Let $\sum _ { n \geqslant 0 } a _ { n } z ^ { n }$ be a power series with radius of convergence 1 and sum $f$. Let $S \in \mathbb { C }$. The purpose of this question is to prove that $$\left( \lim _ { \substack { x \rightarrow 1 ^ { - } \\ x \in \mathbb { R } } } f ( x ) = S \text { and } a _ { n } = o \left( \frac { 1 } { n } \right) \right) \Rightarrow \left( \sum _ { n \geqslant 0 } a _ { n } \text { converges and } \sum _ { n = 0 } ^ { + \infty } a _ { n } = S \right) . \quad \text{(Weak Tauberian)}$$
In the rest of this question we suppose that $\lim _ { \substack { x \rightarrow 1 ^ { - } \\ x \in \mathbb { R } } } f ( x ) = S$ and that $a _ { n } = o \left( \frac { 1 } { n } \right)$.

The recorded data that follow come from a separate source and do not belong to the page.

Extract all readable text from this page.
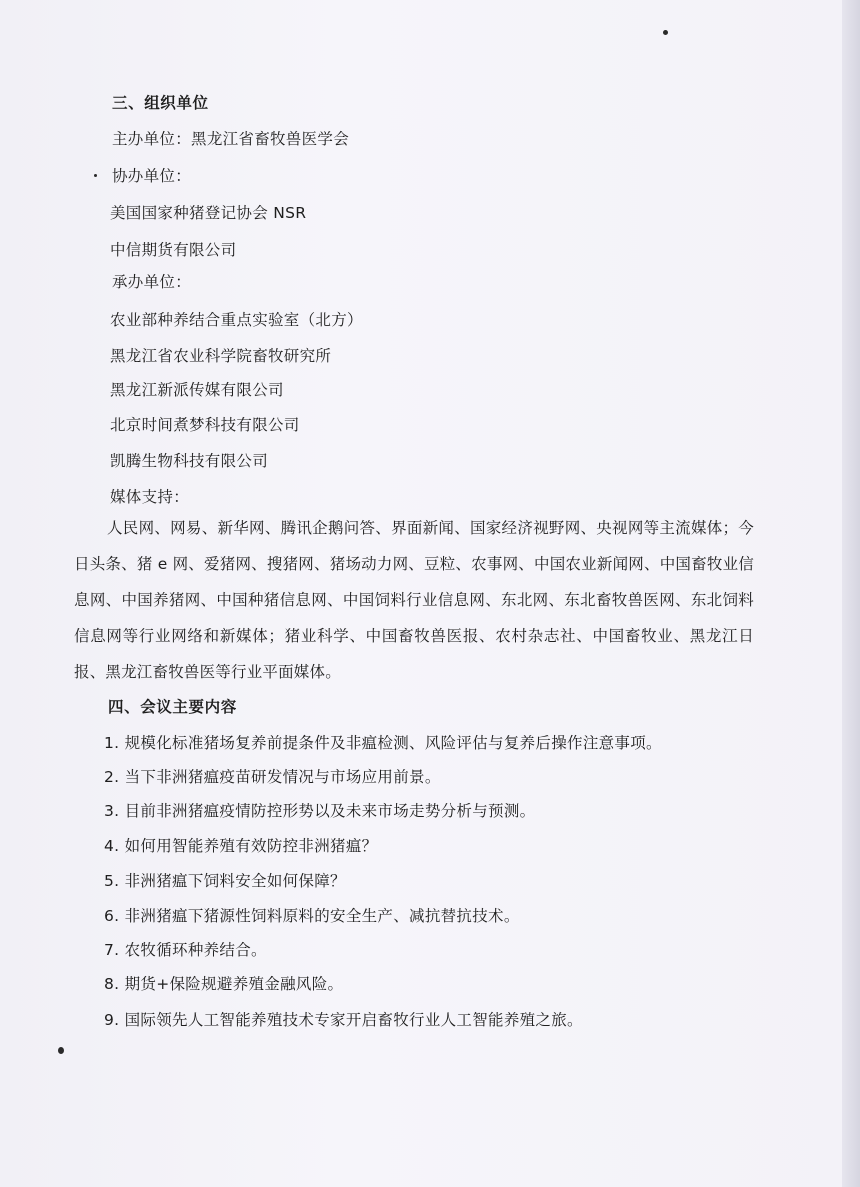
三、组织单位
主办单位：黑龙江省畜牧兽医学会
协办单位：
美国国家种猪登记协会 NSR
中信期货有限公司
承办单位：
农业部种养结合重点实验室（北方）
黑龙江省农业科学院畜牧研究所
黑龙江新派传媒有限公司
北京时间煮梦科技有限公司
凯腾生物科技有限公司
媒体支持：

人民网、网易、新华网、腾讯企鹅问答、界面新闻、国家经济视野网、央视网等主流媒体；今日头条、猪 e 网、爱猪网、搜猪网、猪场动力网、豆粒、农事网、中国农业新闻网、中国畜牧业信息网、中国养猪网、中国种猪信息网、中国饲料行业信息网、东北网、东北畜牧兽医网、东北饲料信息网等行业网络和新媒体；猪业科学、中国畜牧兽医报、农村杂志社、中国畜牧业、黑龙江日报、黑龙江畜牧兽医等行业平面媒体。

四、会议主要内容
1. 规模化标准猪场复养前提条件及非瘟检测、风险评估与复养后操作注意事项。
2. 当下非洲猪瘟疫苗研发情况与市场应用前景。
3. 目前非洲猪瘟疫情防控形势以及未来市场走势分析与预测。
4. 如何用智能养殖有效防控非洲猪瘟？
5. 非洲猪瘟下饲料安全如何保障？
6. 非洲猪瘟下猪源性饲料原料的安全生产、减抗替抗技术。
7. 农牧循环种养结合。
8. 期货+保险规避养殖金融风险。
9. 国际领先人工智能养殖技术专家开启畜牧行业人工智能养殖之旅。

(a) Prove that for all $n \in \mathbb { N } ^ { * }$ and $x \in \left] 0,1 \right[$, we have $$\left| S _ { n } - f ( x ) \right| \leqslant ( 1 - x ) \sum _ { k = 1 } ^ { n } k \left| a _ { k } \right| + \frac { \sup _ { k > n } \left( k \left| a _ { k } \right| \right) } { n ( 1 - x ) }$$
(b) Deduce (Weak Tauberian) by specifying $x = x _ { n } = 1 - 1 / n$ for $n \in \mathbb { N } ^ { * }$.